L'abandon de la politique de réduction d'effectifs, qui avait permis
d'économiser 0,8 milliard de francs en 1997, et 1,1 milliard
de francs en 1998, renforce la difficulté évidente pour l'Etat de
maîtriser ses coûts de personnel : au poids des effectifs
s'ajoute en effet celui du "GVT" positif, reflétant les mesures
catégorielles des années passées.
Par ailleurs, cette absence de maîtrise naît également de
l'impossibilité actuelle de scinder la négociation salariale, qui
se déroule cette année encore sous sa forme traditionnelle avec
l'ensemble des syndicats de fonctionnaires. Ses répercussions touchent
non seulement l'ensemble des agents de l'Etat
3(
*
)
mais au total l'ensemble de la dépense induite de fonction publique,
soit plus de 39 % des dépenses du budget : ainsi, une
revalorisation d'1 % du point d'indice coûte 6,2 milliards de
francs au budget de l'Etat.
Les bases introuvables de la négociation salariale dans la fonction publique
Le caractère massif de cette négociation, qui
concerne plusieurs millions d'agents, pose à l'évidence un
problème de calcul de base.
Ainsi, à l'heure actuelle, les fédérations de
fonctionnaires réclament un rattrapage salarial pour l'année
1996, où toute augmentation générale avait
été gelée. Ce rattrapage serait basé sur la hausse
des prix hors tabac constatée sur l'année
considérée, soit + 1,6 %.
Mais, sur quelle base apprécier l'augmentation du pouvoir d'achat des
fonctionnaires en 1996 ? L'INSEE vient de fournir des
éléments de calcul avec son étude annuelle sur les
salaires des agents de l'Etat :
- Le salaire moyen, calculé en incluant
les mesures
générales et catégorielles, ainsi que toutes les formes de
primes
, a augmenté de 2,6 % en francs courants entre 1995 et
1996, soit 0,6 % en francs constants
Cette progression doit toutefois être corrigée de l'effet de
structure qui retrace les changements de répartition des effectifs entre
catégories, la catégorie A ayant progressé en 1995 de
42,8 % de l'ensemble des titulaires à 44,7 % en 1996.

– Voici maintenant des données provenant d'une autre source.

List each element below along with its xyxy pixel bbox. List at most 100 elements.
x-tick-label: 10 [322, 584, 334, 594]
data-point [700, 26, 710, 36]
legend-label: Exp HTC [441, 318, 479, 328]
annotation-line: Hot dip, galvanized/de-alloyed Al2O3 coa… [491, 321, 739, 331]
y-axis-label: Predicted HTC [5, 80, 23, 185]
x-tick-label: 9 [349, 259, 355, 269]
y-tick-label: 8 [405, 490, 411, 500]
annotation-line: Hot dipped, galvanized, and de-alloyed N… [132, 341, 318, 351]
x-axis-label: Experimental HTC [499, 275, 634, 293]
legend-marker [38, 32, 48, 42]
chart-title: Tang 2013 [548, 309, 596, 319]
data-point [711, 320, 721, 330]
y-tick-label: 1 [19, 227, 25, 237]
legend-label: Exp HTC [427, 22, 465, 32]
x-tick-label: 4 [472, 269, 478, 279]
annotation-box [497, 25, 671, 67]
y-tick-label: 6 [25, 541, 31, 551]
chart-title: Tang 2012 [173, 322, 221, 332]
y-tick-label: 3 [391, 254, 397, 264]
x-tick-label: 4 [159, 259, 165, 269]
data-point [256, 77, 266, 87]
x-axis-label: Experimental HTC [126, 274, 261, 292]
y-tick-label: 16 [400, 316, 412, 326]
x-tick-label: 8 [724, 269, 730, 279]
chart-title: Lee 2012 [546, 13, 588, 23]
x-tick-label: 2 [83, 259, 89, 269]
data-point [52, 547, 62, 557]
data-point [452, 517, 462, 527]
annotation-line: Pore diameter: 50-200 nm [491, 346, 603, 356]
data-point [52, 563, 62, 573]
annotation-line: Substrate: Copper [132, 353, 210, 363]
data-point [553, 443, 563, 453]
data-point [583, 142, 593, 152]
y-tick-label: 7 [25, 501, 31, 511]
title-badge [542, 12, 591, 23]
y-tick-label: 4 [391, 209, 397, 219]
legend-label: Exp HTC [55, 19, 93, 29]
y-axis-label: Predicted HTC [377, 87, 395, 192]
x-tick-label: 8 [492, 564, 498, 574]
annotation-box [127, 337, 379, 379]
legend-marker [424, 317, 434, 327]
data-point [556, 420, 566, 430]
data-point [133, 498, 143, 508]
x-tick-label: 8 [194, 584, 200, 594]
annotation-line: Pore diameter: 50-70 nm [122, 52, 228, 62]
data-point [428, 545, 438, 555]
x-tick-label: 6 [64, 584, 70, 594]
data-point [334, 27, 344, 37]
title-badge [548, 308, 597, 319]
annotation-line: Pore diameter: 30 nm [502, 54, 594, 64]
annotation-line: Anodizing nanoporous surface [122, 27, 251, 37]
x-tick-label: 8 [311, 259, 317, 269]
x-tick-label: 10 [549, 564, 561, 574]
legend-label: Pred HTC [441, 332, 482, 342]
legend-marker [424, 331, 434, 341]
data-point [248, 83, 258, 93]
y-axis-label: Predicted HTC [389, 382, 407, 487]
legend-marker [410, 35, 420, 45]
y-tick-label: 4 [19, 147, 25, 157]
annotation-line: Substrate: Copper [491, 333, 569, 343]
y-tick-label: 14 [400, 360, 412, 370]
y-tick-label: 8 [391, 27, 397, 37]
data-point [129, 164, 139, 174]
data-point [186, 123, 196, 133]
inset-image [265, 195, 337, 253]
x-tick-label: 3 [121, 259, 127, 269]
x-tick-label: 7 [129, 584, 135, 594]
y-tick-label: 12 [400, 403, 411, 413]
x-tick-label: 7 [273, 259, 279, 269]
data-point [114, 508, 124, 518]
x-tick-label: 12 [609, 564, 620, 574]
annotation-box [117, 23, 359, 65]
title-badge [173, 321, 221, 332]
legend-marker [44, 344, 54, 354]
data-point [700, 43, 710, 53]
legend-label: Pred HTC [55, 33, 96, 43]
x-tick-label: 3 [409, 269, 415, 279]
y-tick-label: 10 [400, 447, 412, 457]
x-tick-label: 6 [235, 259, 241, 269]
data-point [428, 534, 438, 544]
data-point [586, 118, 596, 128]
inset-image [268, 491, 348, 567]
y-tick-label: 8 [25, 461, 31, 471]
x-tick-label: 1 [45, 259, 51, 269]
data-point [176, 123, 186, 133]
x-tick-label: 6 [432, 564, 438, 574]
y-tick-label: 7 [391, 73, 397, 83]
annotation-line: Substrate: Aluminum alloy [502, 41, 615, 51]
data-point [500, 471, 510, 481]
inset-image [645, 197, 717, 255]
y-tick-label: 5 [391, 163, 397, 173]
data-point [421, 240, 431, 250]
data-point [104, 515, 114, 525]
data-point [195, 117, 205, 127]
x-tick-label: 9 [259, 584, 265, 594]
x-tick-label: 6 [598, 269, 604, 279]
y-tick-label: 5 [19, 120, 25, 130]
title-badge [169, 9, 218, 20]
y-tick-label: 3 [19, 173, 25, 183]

Par ailleurs, le salaire doit être corrigé des
prélèvements effectués : au total, le salaire net a
reculé de 1 % en pouvoir d'achat en 1996.
-
La rémunération moyenne des personnes en place
est
un autre indicateur, plus proche des calculs effectués dans le secteur
privé : sa progression mesure l'évolution de la fiche de
paye moyenne des fonctionnaires en place. L'INSEE évalue cette
augmentation à 1,2 % en francs constants en 1996.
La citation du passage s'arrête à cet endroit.